Insisto: nada contra eventos, nenhum reparo à eloquência e simpatia de escritores – nem poderia: tenho aceito convites e, aparentemente, consigo expressar-me em público. Não pode, porém, haver inversão, o personagem no lugar da obra. Se não, onde ficaria um Herberto Helder? (entre outros que não suportam a midiatização)
Mais grave é, à margem do desfile de banalidades – tomando o rumo, pela amostra selecionada por Fred, de uma apoteose da subliteratura nessa última Bienal do Livro (Eduardo Spohr…? Lisa Sanders….? Paola Oliveira …? Hilary quem….?!? o que….??!?) – haver tanta literatura de qualidade a ser publicada sem registros condizentes. Ainda voltarei a escrever a respeito; e também sobre a sinergia desse tipo de recepção da literatura e as recentes informações sobre resultados do ENEM, sobre continuarmos a girar em falso na educação.
Em tempo, em um comentário postado mais tarde, para deixar bem claro: se o mercado está “bombando” (dois chavões prediletos de funcionários de livrarias: de que o mercado está “bombando” e de que algum livro vende “como água”), então deviam aproveitar essa melhora de poder aquisitivo para promover alguma contribuição cultural.

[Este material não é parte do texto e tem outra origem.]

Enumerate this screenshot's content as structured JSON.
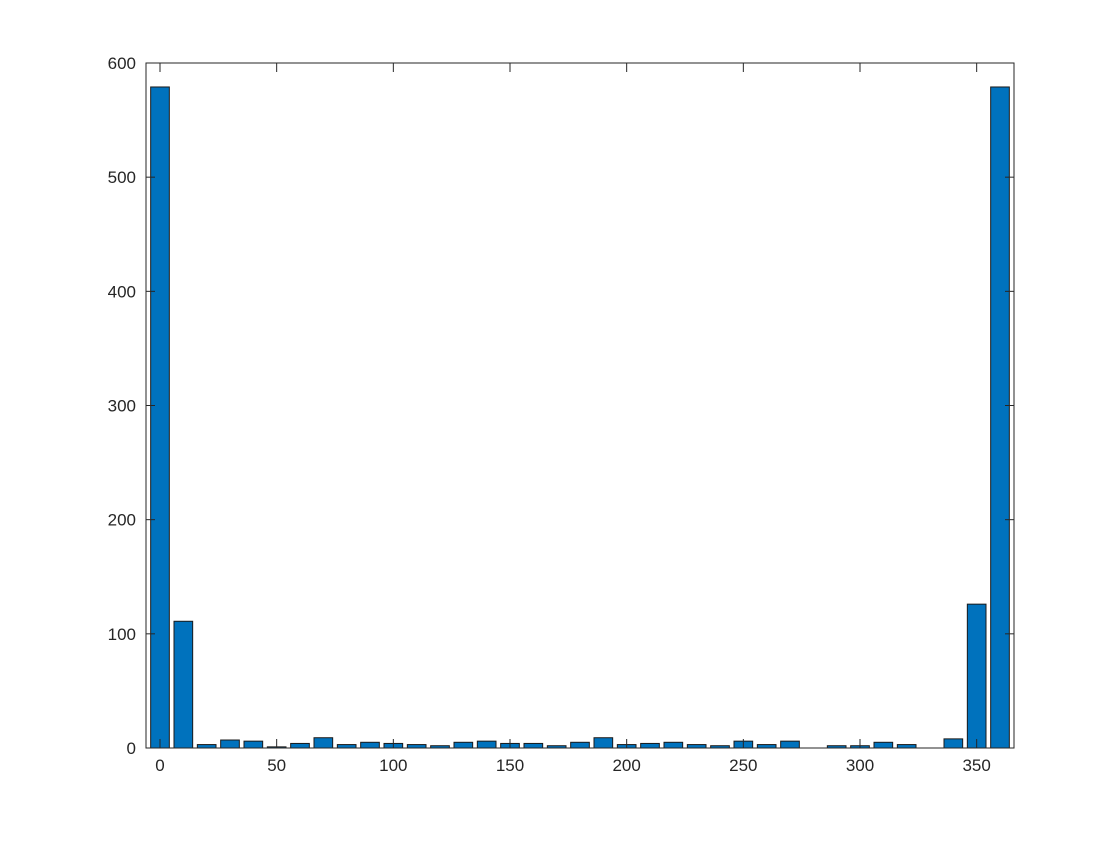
{
  "chart_data": {
    "type": "bar",
    "title": "",
    "xlabel": "",
    "ylabel": "",
    "xlim": [
      -6,
      366
    ],
    "ylim": [
      0,
      600
    ],
    "grid": false,
    "bar_width": 8,
    "bar_color": "#0072BD",
    "edge_color": "#1a1a1a",
    "x_ticks": [
      0,
      50,
      100,
      150,
      200,
      250,
      300,
      350
    ],
    "y_ticks": [
      0,
      100,
      200,
      300,
      400,
      500,
      600
    ],
    "x": [
      0,
      10,
      20,
      30,
      40,
      50,
      60,
      70,
      80,
      90,
      100,
      110,
      120,
      130,
      140,
      150,
      160,
      170,
      180,
      190,
      200,
      210,
      220,
      230,
      240,
      250,
      260,
      270,
      280,
      290,
      300,
      310,
      320,
      330,
      340,
      350,
      360
    ],
    "values": [
      579,
      111,
      3,
      7,
      6,
      1,
      4,
      9,
      3,
      5,
      4,
      3,
      2,
      5,
      6,
      4,
      4,
      2,
      5,
      9,
      3,
      4,
      5,
      3,
      2,
      6,
      3,
      6,
      0,
      2,
      2,
      5,
      3,
      0,
      8,
      126,
      579
    ]
  }
}
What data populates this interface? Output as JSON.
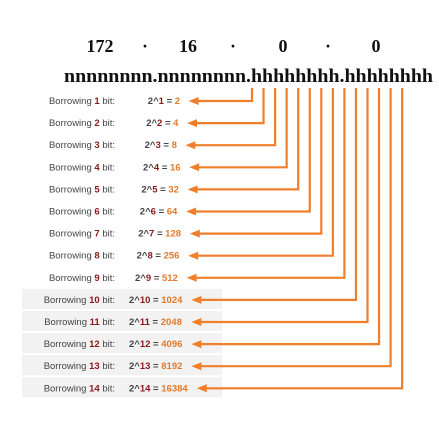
{
  "address": {
    "octets": [
      "172",
      "16",
      "0",
      "0"
    ],
    "separator": "·",
    "bit_pattern": "nnnnnnnn.nnnnnnnn.hhhhhhhh.hhhhhhhh"
  },
  "rows": [
    {
      "prefix": "Borrowing ",
      "num": "1",
      "suffix": " bit:",
      "base": "2^",
      "exp": "1",
      "eq": " = ",
      "value": "2"
    },
    {
      "prefix": "Borrowing ",
      "num": "2",
      "suffix": " bit:",
      "base": "2^",
      "exp": "2",
      "eq": " = ",
      "value": "4"
    },
    {
      "prefix": "Borrowing ",
      "num": "3",
      "suffix": " bit:",
      "base": "2^",
      "exp": "3",
      "eq": " = ",
      "value": "8"
    },
    {
      "prefix": "Borrowing ",
      "num": "4",
      "suffix": " bit:",
      "base": "2^",
      "exp": "4",
      "eq": " = ",
      "value": "16"
    },
    {
      "prefix": "Borrowing ",
      "num": "5",
      "suffix": " bit:",
      "base": "2^",
      "exp": "5",
      "eq": " = ",
      "value": "32"
    },
    {
      "prefix": "Borrowing ",
      "num": "6",
      "suffix": " bit:",
      "base": "2^",
      "exp": "6",
      "eq": " = ",
      "value": "64"
    },
    {
      "prefix": "Borrowing ",
      "num": "7",
      "suffix": " bit:",
      "base": "2^",
      "exp": "7",
      "eq": " = ",
      "value": "128"
    },
    {
      "prefix": "Borrowing ",
      "num": "8",
      "suffix": " bit:",
      "base": "2^",
      "exp": "8",
      "eq": " = ",
      "value": "256"
    },
    {
      "prefix": "Borrowing ",
      "num": "9",
      "suffix": " bit:",
      "base": "2^",
      "exp": "9",
      "eq": " = ",
      "value": "512"
    },
    {
      "prefix": "Borrowing ",
      "num": "10",
      "suffix": " bit:",
      "base": "2^",
      "exp": "10",
      "eq": " = ",
      "value": "1024"
    },
    {
      "prefix": "Borrowing ",
      "num": "11",
      "suffix": " bit:",
      "base": "2^",
      "exp": "11",
      "eq": " = ",
      "value": "2048"
    },
    {
      "prefix": "Borrowing ",
      "num": "12",
      "suffix": " bit:",
      "base": "2^",
      "exp": "12",
      "eq": " = ",
      "value": "4096"
    },
    {
      "prefix": "Borrowing ",
      "num": "13",
      "suffix": " bit:",
      "base": "2^",
      "exp": "13",
      "eq": " = ",
      "value": "8192"
    },
    {
      "prefix": "Borrowing ",
      "num": "14",
      "suffix": " bit:",
      "base": "2^",
      "exp": "14",
      "eq": " = ",
      "value": "16384"
    }
  ],
  "colors": {
    "connector": "#f07f2c",
    "bit_number": "#8b1a1a",
    "label": "#444444",
    "address_text": "#111111",
    "row_band": "#f2f2f2"
  }
}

E aumentar as tiragens para, com a maior escala, baixar preço dos livros, demasiado caro aqui, dificultando o acesso de boa parte do público à leitura. Isso, enquanto o livro eletrônico não chega, modificando radicalmente o perfil desse mercado – talvez eventos como esta Bienal triunfalista sejam o Baile da Ilha Fiscal do mercado editorial tal como o conhecemos."